With that said, there’s something to be about surrounding yourself with violence.

This isn’t a post condemning violence in video games, nor am I suggesting anyone else do so, either. Multiple studies (here, here, and kinda here) state that video games don’t incite violent behavior in kids, and I can’t help but believe that a mind has to make a very, very large jump to go from killing virtual enemies to killing real people. More often than not, though, violence seems to be the primary interaction that we have with the world around us when we play video games. In Pokemon we catch animals and make them fight each other, in Call of Duty and Battlefield and League of Legends we kill anything that’s not on our team without a second thought, and those are games with concrete, defeat-the-other-team objectives. In open-world sandboxes like Farcry and The Witcher, it’s generally the player vs. the world in a blaze of fight-fueled, open-world glory. In those sandboxes, sometimes the most fun or memorable moments come from completely non-violent interactions: mini-games where you’re collecting special items, romantic cutscenes with love interests, or the simple pleasure of traveling across a city or plain and watching a virtual sunrise. I think sometimes we just use violence in gaming because it’s our default experience, it’s quick and we’re used to it, not because it’s the most fulfilling experience.

With that said, violence is a part of our world, a way that we interact with each other, and ignoring it only serves to prevent us from understanding it or the people who use it. One of my most vivid memories is the controversial airport scene in Call of Duty: Modern Warfare 2, where I was sitting when I was playing it, and the gut-wrenching sickness that went through my body as I played.

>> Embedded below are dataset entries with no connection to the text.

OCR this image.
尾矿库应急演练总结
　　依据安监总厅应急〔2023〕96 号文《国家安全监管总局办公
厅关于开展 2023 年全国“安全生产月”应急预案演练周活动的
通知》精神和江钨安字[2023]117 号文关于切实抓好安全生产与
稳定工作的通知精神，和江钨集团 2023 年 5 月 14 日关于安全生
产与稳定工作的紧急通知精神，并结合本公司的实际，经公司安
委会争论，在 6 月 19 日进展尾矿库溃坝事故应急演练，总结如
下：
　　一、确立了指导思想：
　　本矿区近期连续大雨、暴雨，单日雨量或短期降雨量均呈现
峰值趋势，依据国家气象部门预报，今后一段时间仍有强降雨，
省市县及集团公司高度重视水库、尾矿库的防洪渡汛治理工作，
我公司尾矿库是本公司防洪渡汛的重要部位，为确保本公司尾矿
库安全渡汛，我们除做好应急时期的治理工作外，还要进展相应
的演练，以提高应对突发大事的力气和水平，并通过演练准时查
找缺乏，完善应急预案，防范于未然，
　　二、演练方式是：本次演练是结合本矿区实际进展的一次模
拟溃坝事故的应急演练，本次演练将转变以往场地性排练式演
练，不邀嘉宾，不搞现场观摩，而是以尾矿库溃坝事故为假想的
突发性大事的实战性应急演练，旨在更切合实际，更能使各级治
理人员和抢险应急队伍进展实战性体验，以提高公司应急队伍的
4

In fact, I think some of our best learning experiences in games come from scenes of war, games with backdrops of violence: Valiant Hearts: The Great War conveys so much emotion and experience that it’s hard to remember that it’s basically a puzzle game that looks like a cartoon. But in the light of today’s events, I just felt like I needed to talk about something different. I think it’s valuable to recognize that we don’t always need violence, and more often than not there’s another way to handle the situation.

I think we’re reaching a point where we realize as gamers that we want to feel successful without killing our way to victory. The Metal Gear Solid franchise has always incentivized stealthy, kill-free infiltrations, and other stealth action titles like Splinter Cell and Dishonored both reward players for minimizing body counts. RPG’s generally haven’t given the option to avoid combat, though: you typically grow stronger by killing/defeating enemies to gain experience and level up, but even that is changing. Toby Fox’s Undertale is an indie PC game that’s made huge waves in the industry over the past couple of weeks because you can go through the entire game without killing anything. It hearkens back to old-school Final Fantasy and Earthbound, and from the video on the website, it’s…really bizarre. But, aside from the critical acclaim it’s received across the board, I have to applaud a game that takes something that we assume we need in a game, and then shows us we don’t really NEED it after all, that there are other ways for us to solve our problems.

I’ll be writing about Undertale after I’ve spent some time with it. In the meantime, my wishes and thoughts to all those affected by the consequences of gun violence, particularly those in the shooting today in Oregon, and the shootings that take place nearly every day in Chicago. I hope we can learn that there are better ways than violence to solve our problems.